- Esmail Kandi-ye Yek
- Coordinates: 39°22′20″N 47°28′26″E﻿ / ﻿39.37222°N 47.47389°E
- Country: Iran
- Province: Ardabil
- County: Aslan Duz
- District: Borran
- Rural District: Borran

Population (2016)
- • Total: 37
- Time zone: UTC+3:30 (IRST)

= Esmail Kandi-ye Yek =

Village in Ardabil province, Iran

Esmail Kandi-ye Yek (اسماعيل كندي1) (Note: Also romanized as Esmā‘īl Kandī-ye Yek; also known as Esmā‘īl Kandī) is a village in Borran Rural District of Borran District in Aslan Duz County, Ardabil province, Iran.

==Demographics==
===Population===
At the time of the 2006 National Census, the village's population was 34 in five households, when it was in Qeshlaq-e Gharbi Rural District of the former Aslan Duz District in Parsabad County.
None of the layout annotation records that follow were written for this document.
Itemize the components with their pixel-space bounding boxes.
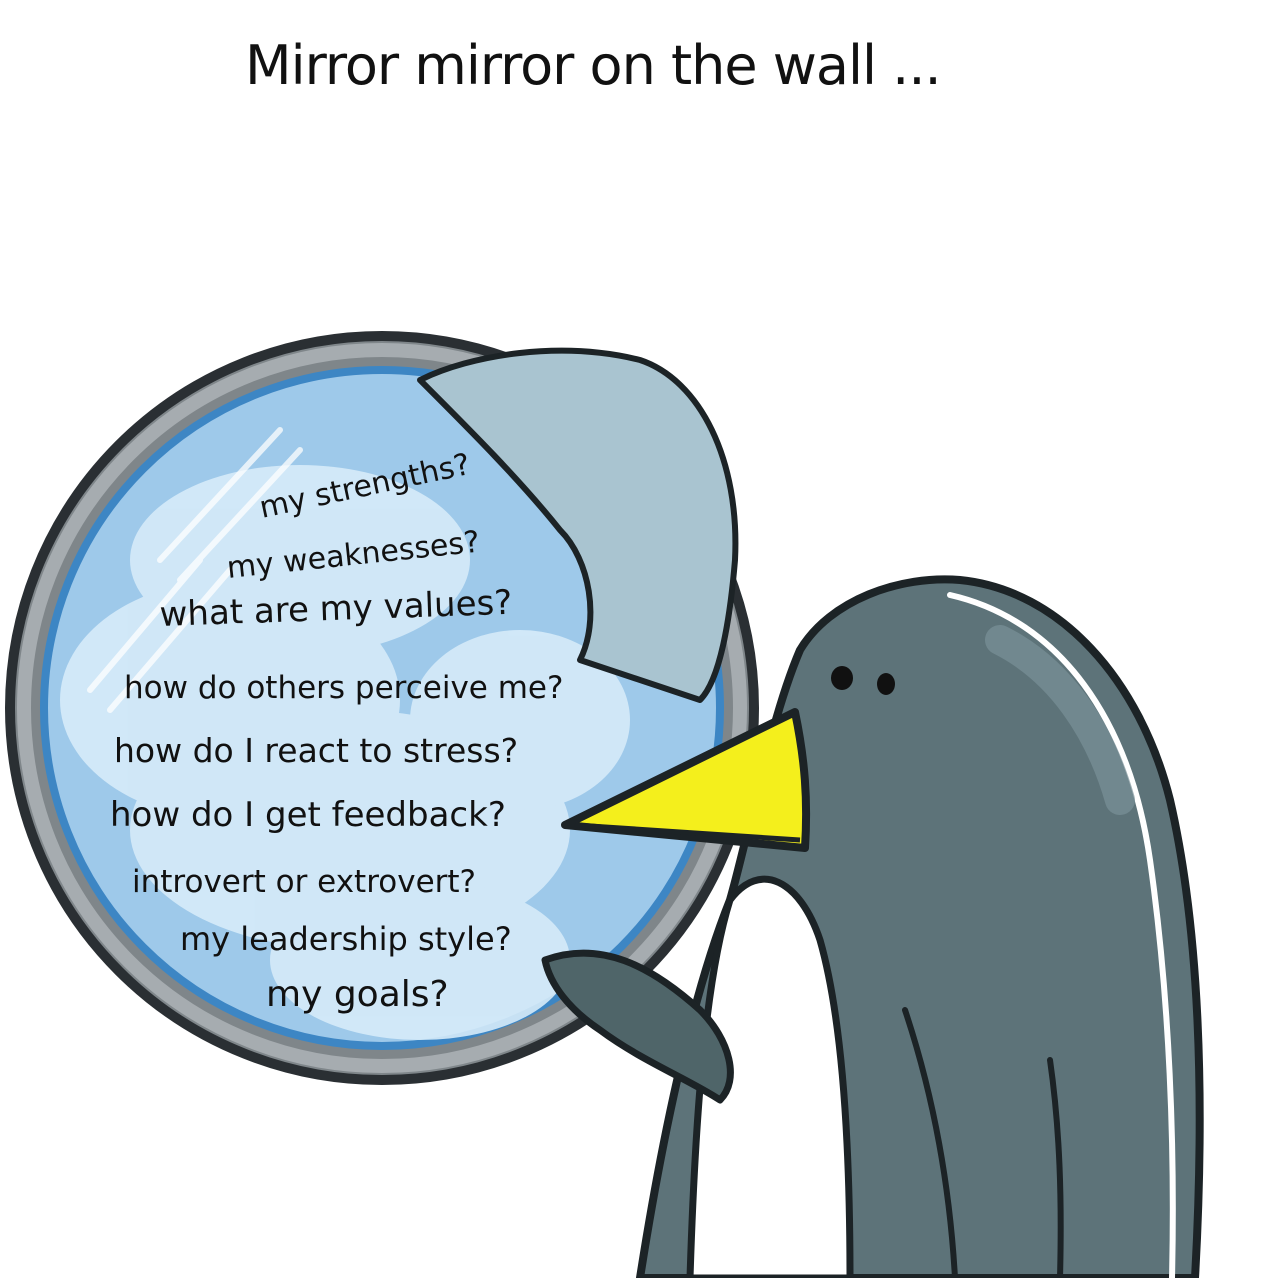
- penguin-eye-right: [877, 673, 895, 695]
- question-leadership: my leadership style?: [180, 920, 512, 958]
- question-feedback: how do I get feedback?: [110, 795, 506, 835]
- question-introvert: introvert or extrovert?: [132, 864, 476, 900]
- question-stress: how do I react to stress?: [114, 731, 518, 770]
- question-goals: my goals?: [266, 974, 449, 1015]
- question-perception: how do others perceive me?: [124, 670, 563, 706]
- penguin-eye-left: [831, 666, 853, 690]
- comic-scene: my strengths? my weaknesses? what are my…: [5, 331, 1204, 1278]
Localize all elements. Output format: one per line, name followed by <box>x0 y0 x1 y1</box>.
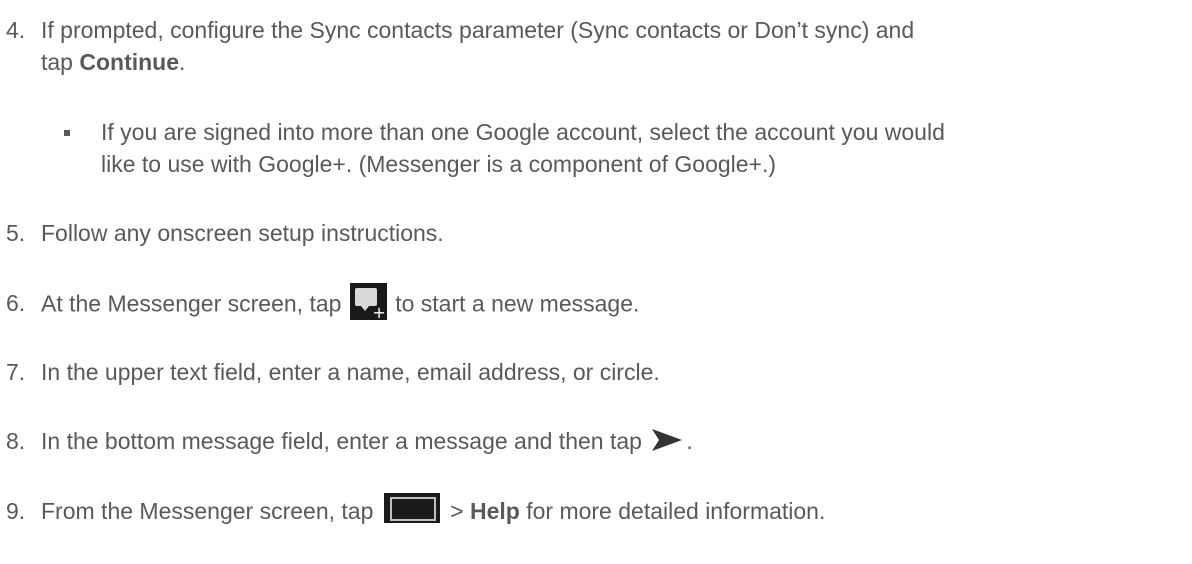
send-icon <box>650 427 684 453</box>
step-text: In the bottom message field, enter a mes… <box>41 428 649 454</box>
step-text-line: At the Messenger screen, tap + to start … <box>41 283 640 324</box>
bullet-text-line: If you are signed into more than one Goo… <box>101 119 945 145</box>
step-number: 8. <box>6 428 26 454</box>
help-label: Help <box>469 498 520 524</box>
new-message-icon: + <box>349 283 387 321</box>
continue-label: Continue <box>79 49 180 75</box>
step-text: > <box>443 498 470 524</box>
step-number: 7. <box>6 359 26 385</box>
step-text: From the Messenger screen, tap <box>41 498 380 524</box>
step-number: 5. <box>6 220 26 246</box>
step-text-line: In the bottom message field, enter a mes… <box>41 425 693 458</box>
step-text-line: Follow any onscreen setup instructions. <box>41 220 444 246</box>
step-text: . <box>179 49 186 75</box>
step-text-line: If prompted, configure the Sync contacts… <box>41 17 915 43</box>
step-text: At the Messenger screen, tap <box>41 290 348 317</box>
step-text-line: In the upper text field, enter a name, e… <box>41 359 660 385</box>
bullet-text-line: like to use with Google+. (Messenger is … <box>101 151 777 177</box>
square-bullet-icon <box>64 130 70 136</box>
step-number: 6. <box>6 290 26 316</box>
step-text: tap <box>41 49 80 75</box>
step-text: . <box>686 428 693 454</box>
step-text-line: tap Continue. <box>41 46 185 79</box>
step-text: to start a new message. <box>388 290 640 317</box>
step-text-line: From the Messenger screen, tap > Help fo… <box>41 492 826 528</box>
menu-icon <box>383 492 440 523</box>
step-number: 4. <box>6 17 26 43</box>
step-text: for more detailed information. <box>519 498 826 524</box>
step-number: 9. <box>6 498 26 524</box>
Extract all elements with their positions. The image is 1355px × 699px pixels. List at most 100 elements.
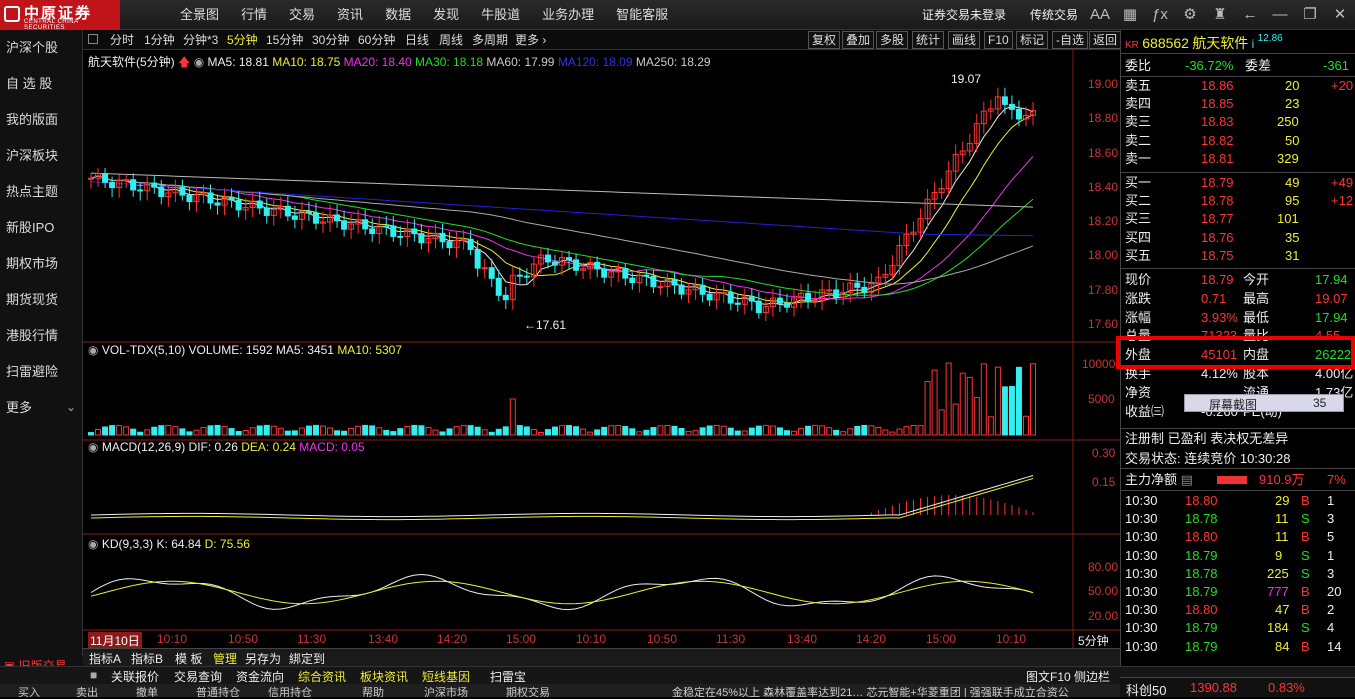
tab-template[interactable]: 模 板 — [175, 650, 202, 667]
sidebar-item-stocks[interactable]: 沪深个股 — [6, 30, 58, 66]
order-row[interactable]: 卖四 18.85 23 — [1125, 95, 1299, 113]
login-status[interactable]: 证券交易未登录 — [922, 0, 1006, 30]
back-icon[interactable]: ← — [1240, 5, 1260, 25]
grid-icon[interactable]: ▦ — [1120, 5, 1140, 25]
sidebar-item-layout[interactable]: 我的版面 — [6, 102, 58, 138]
news-ticker[interactable]: 金稳定在45%以上 森林覆盖率达到21… 芯元智能+华菱重团 | 强强联手成立合… — [672, 684, 1122, 697]
order-row[interactable]: 卖一 18.81 329 — [1125, 150, 1299, 168]
index-bar[interactable]: 科创50 1390.88 0.83% — [1120, 677, 1355, 698]
tab-indicator-a[interactable]: 指标A — [89, 650, 121, 667]
buy-button[interactable]: 买入 — [18, 684, 40, 697]
tab-indicator-b[interactable]: 指标B — [131, 650, 163, 667]
period-more[interactable]: 更多 › — [515, 32, 546, 48]
menu-data[interactable]: 数据 — [385, 7, 411, 22]
multi-stock-button[interactable]: 多股 — [876, 31, 909, 49]
close-icon[interactable]: ✕ — [1330, 5, 1350, 25]
menu-trade[interactable]: 交易 — [289, 7, 315, 22]
menu-news[interactable]: 资讯 — [337, 7, 363, 22]
sidebar-item-more[interactable]: 更多 — [6, 390, 32, 426]
period-day[interactable]: 日线 — [405, 32, 429, 48]
font-size-icon[interactable]: AA — [1090, 5, 1110, 25]
stats-button[interactable]: 统计 — [912, 31, 945, 49]
cancel-order-button[interactable]: 撤单 — [136, 684, 158, 697]
restore-icon[interactable]: ❐ — [1300, 5, 1320, 25]
tab-fund-flow[interactable]: 资金流向 — [236, 668, 284, 685]
period-week[interactable]: 周线 — [439, 32, 463, 48]
price-tick: 18.00 — [1088, 248, 1119, 262]
add-watch-button[interactable]: -自选 — [1052, 31, 1088, 49]
order-row[interactable]: 买四 18.76 35 — [1125, 229, 1299, 247]
volume-bar — [917, 425, 924, 436]
quote-value2: 17.94 — [1315, 272, 1348, 287]
formula-icon[interactable]: ƒx — [1150, 5, 1170, 25]
overlay-button[interactable]: 叠加 — [842, 31, 875, 49]
market-button[interactable]: 沪深市场 — [424, 684, 468, 697]
period-15m[interactable]: 15分钟 — [266, 32, 303, 48]
menu-overview[interactable]: 全景图 — [180, 7, 219, 22]
help-button[interactable]: 帮助 — [362, 684, 384, 697]
menu-service[interactable]: 智能客服 — [616, 7, 668, 22]
order-row[interactable]: 卖三 18.83 250 — [1125, 113, 1299, 131]
tab-manage[interactable]: 管理 — [213, 650, 237, 667]
sidebar-item-futures[interactable]: 期货现货 — [6, 282, 58, 318]
credit-position-button[interactable]: 信用持仓 — [268, 684, 312, 697]
screenshot-tooltip[interactable]: 屏幕截图 35 — [1184, 394, 1344, 412]
order-row[interactable]: 买三 18.77 101 — [1125, 210, 1299, 228]
tab-risk-scan[interactable]: 扫雷宝 — [490, 668, 526, 685]
sidebar-item-risk[interactable]: 扫雷避险 — [6, 354, 58, 390]
f10-sidebar-toggle[interactable]: 图文F10 侧边栏 — [1026, 668, 1110, 685]
sidebar-item-themes[interactable]: 热点主题 — [6, 174, 58, 210]
tab-related-quotes[interactable]: 关联报价 — [111, 668, 159, 685]
trade-mode[interactable]: 传统交易 — [1030, 0, 1078, 30]
period-tag[interactable]: 5分钟 — [1078, 632, 1109, 649]
tab-short-gene[interactable]: 短线基因 — [422, 668, 470, 685]
period-tick[interactable]: 分时 — [110, 32, 134, 48]
period-1m[interactable]: 1分钟 — [144, 32, 175, 48]
mark-button[interactable]: 标记 — [1016, 31, 1049, 49]
sidebar-item-ipo[interactable]: 新股IPO — [6, 210, 54, 246]
sidebar-item-watchlist[interactable]: 自 选 股 — [6, 66, 52, 102]
draw-button[interactable]: 画线 — [948, 31, 981, 49]
menu-discover[interactable]: 发现 — [433, 7, 459, 22]
option-trade-button[interactable]: 期权交易 — [506, 684, 550, 697]
flow-icon[interactable]: ▤ — [1181, 472, 1193, 487]
period-5m[interactable]: 5分钟 — [227, 32, 258, 48]
order-row[interactable]: 买二 18.78 95 +12 — [1125, 192, 1353, 210]
sidebar-item-sectors[interactable]: 沪深板块 — [6, 138, 58, 174]
adjust-button[interactable]: 复权 — [808, 31, 841, 49]
sidebar-item-options[interactable]: 期权市场 — [6, 246, 58, 282]
skin-icon[interactable]: ♜ — [1210, 5, 1230, 25]
weibi-value: -36.72% — [1185, 58, 1234, 73]
order-row[interactable]: 买一 18.79 49 +49 — [1125, 174, 1353, 192]
order-row[interactable]: 卖五 18.86 20 +20 — [1125, 77, 1353, 95]
tab-sector-news[interactable]: 板块资讯 — [360, 668, 408, 685]
period-multi[interactable]: 多周期 — [472, 32, 508, 48]
order-row[interactable]: 买五 18.75 31 — [1125, 247, 1299, 265]
tab-save-as[interactable]: 另存为 — [245, 650, 281, 667]
tab-news[interactable]: 综合资讯 — [298, 668, 346, 685]
back-button[interactable]: 返回 — [1089, 31, 1122, 49]
sell-button[interactable]: 卖出 — [76, 684, 98, 697]
period-m3[interactable]: 分钟*3 — [183, 32, 218, 48]
menu-quotes[interactable]: 行情 — [241, 7, 267, 22]
circle-icon[interactable]: ◉ — [88, 440, 98, 454]
toggle-icon[interactable] — [88, 34, 98, 44]
f10-button[interactable]: F10 — [984, 31, 1013, 49]
tab-bind-to[interactable]: 綁定到 — [289, 650, 325, 667]
brand-logo[interactable]: 中原证券 CENTRAL CHINA SECURITIES — [0, 0, 120, 31]
period-60m[interactable]: 60分钟 — [358, 32, 395, 48]
period-30m[interactable]: 30分钟 — [312, 32, 349, 48]
tab-trade-query[interactable]: 交易查询 — [174, 668, 222, 685]
info-icon[interactable]: i — [1252, 37, 1255, 51]
menu-bull[interactable]: 牛股道 — [481, 7, 520, 22]
tick-side: S — [1301, 511, 1310, 527]
menu-business[interactable]: 业务办理 — [542, 7, 594, 22]
circle-icon[interactable]: ◉ — [194, 55, 204, 69]
circle-icon[interactable]: ◉ — [88, 537, 98, 551]
gear-icon[interactable]: ⚙ — [1180, 5, 1200, 25]
position-button[interactable]: 普通持仓 — [196, 684, 240, 697]
order-row[interactable]: 卖二 18.82 50 — [1125, 132, 1299, 150]
sidebar-item-hk[interactable]: 港股行情 — [6, 318, 58, 354]
minimize-icon[interactable]: — — [1270, 5, 1290, 25]
circle-icon[interactable]: ◉ — [88, 343, 98, 357]
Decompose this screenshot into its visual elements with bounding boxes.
The following census in 2011 counted 21 people in four households. The 2016 census measured the population of the village as 37 people in 10 households.

In 2019, the district was separated from the county in the establishment of Aslan Duz County, and the rural district was transferred to the new Borran District. Esmail Kandi-ye Yek was transferred to Borran Rural District created in the district.